Spence's (1973) signaling theory is also pertinent to the investigation. According to

signaling theory, corporations use specific activities, such as adopting certain asset

valuation methods, to indicate information about their financial health and future

prospects to external stakeholders. Understanding how organizations signal their

financial condition through asset valuation processes in Lagos contributes to a

greater understanding of the information provided to investors, regulatory

authorities, and the broader business community. Barney's (1991) Resource-Based

View (RBV) thesis is useful in assessing how businesses use their distinctive

resources and capabilities to gain a competitive advantage. When applied to asset


valuation procedures in Lagos, RBV elucidates why organizations may select

specific valuation methods or tactics based on internal capabilities and the external

competitive situation. This idea contributes to understanding how companies in

Lagos employ their resources to improve asset value effectiveness.

Furthermore, DiMaggio and Powell's (1983) Institutional Theory is relevant to

understanding the influence of institutional forces and norms on corporate conduct.
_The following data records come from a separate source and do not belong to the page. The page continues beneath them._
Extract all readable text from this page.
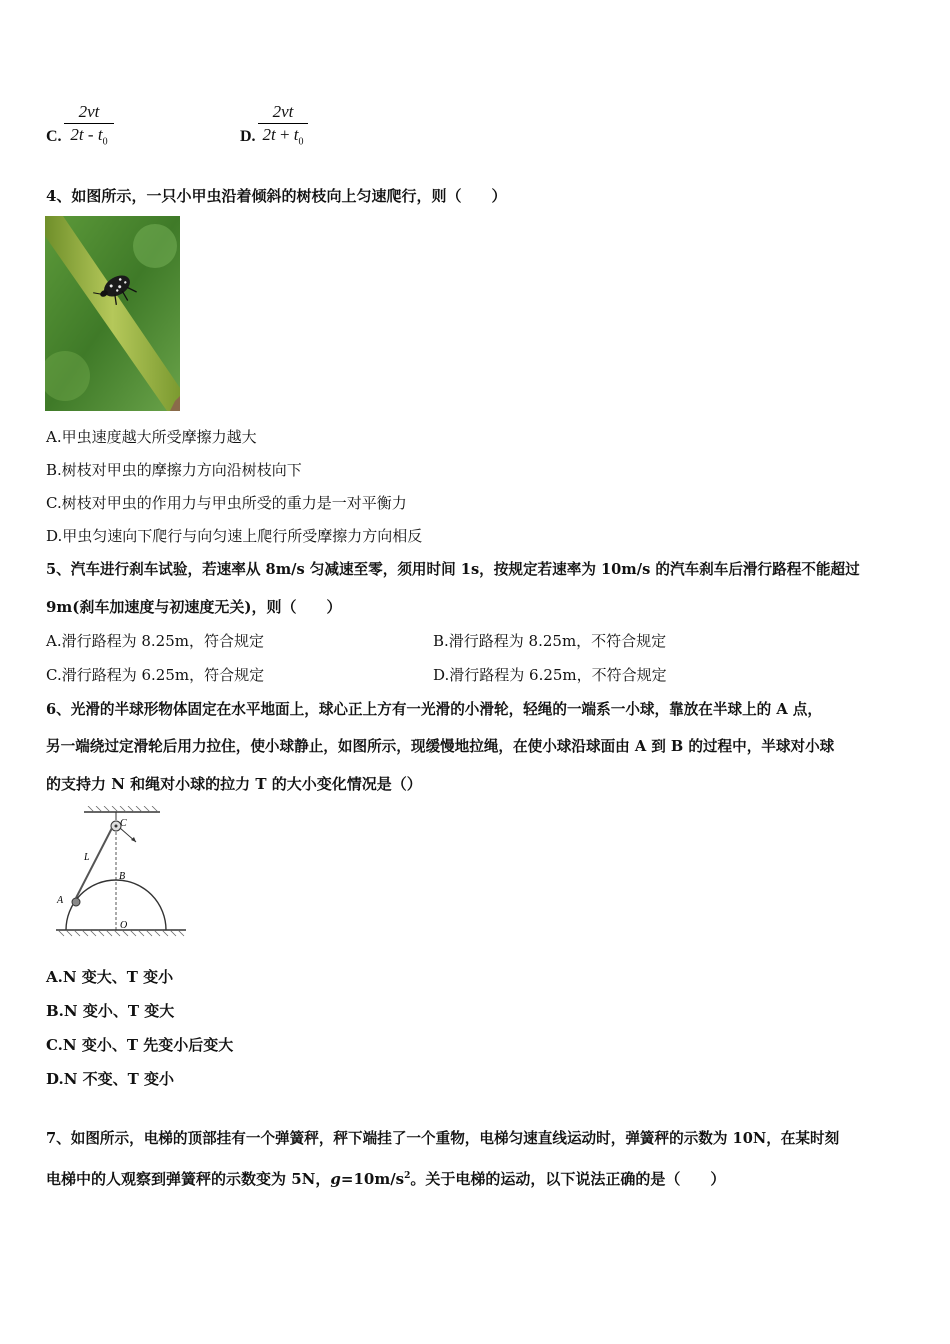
C.
2vt
$2t - t_0$	D.
2vt
$2t + t_0$
4、如图所示，一只小甲虫沿着倾斜的树枝向上匀速爬行，则（　　）
A.甲虫速度越大所受摩擦力越大
B.树枝对甲虫的摩擦力方向沿树枝向下
C.树枝对甲虫的作用力与甲虫所受的重力是一对平衡力
D.甲虫匀速向下爬行与向匀速上爬行所受摩擦力方向相反
5、汽车进行刹车试验，若速率从 8m/s 匀减速至零，须用时间 1s，按规定若速率为 10m/s 的汽车刹车后滑行路程不能超过
9m(刹车加速度与初速度无关)，则（　　）
A.滑行路程为 8.25m，符合规定	B.滑行路程为 8.25m，不符合规定
C.滑行路程为 6.25m，符合规定	D.滑行路程为 6.25m，不符合规定
6、光滑的半球形物体固定在水平地面上，球心正上方有一光滑的小滑轮，轻绳的一端系一小球，靠放在半球上的 A 点，
另一端绕过定滑轮后用力拉住，使小球静止，如图所示，现缓慢地拉绳，在使小球沿球面由 A 到 B 的过程中，半球对小球
的支持力 N 和绳对小球的拉力 T 的大小变化情况是（）
C
L
B
A
O
A.N 变大、T 变小
B.N 变小、T 变大
C.N 变小、T 先变小后变大
D.N 不变、T 变小
7、如图所示，电梯的顶部挂有一个弹簧秤，秤下端挂了一个重物，电梯匀速直线运动时，弹簧秤的示数为 10N，在某时刻
电梯中的人观察到弹簧秤的示数变为 5N，$g=10m/s^2$。关于电梯的运动，以下说法正确的是（　　）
In Lagos, institutional elements such as regulatory agencies such as the Financial

Reporting Council of Nigeria (FRCN) and professional groups such as the Institute

of Chartered Accountants of Nigeria (ICAN) create the climate in which businesses

function. Examining the institutional structure reveals how these external factors

influence asset appraisal procedures.

The theoretical framework also includes cultural and geographical considerations.

Hofstede's (1980) work on cultural aspects and Oyewobi et al. (2012) work on

regional impacts give a lens through which to examine how cultural and regional

factors influence the choice of asset valuation methodologies in Lagos. By

identifying the socio-cultural context in which asset valuation activities take place,

these cultural subtleties contribute to the broader theoretical framework.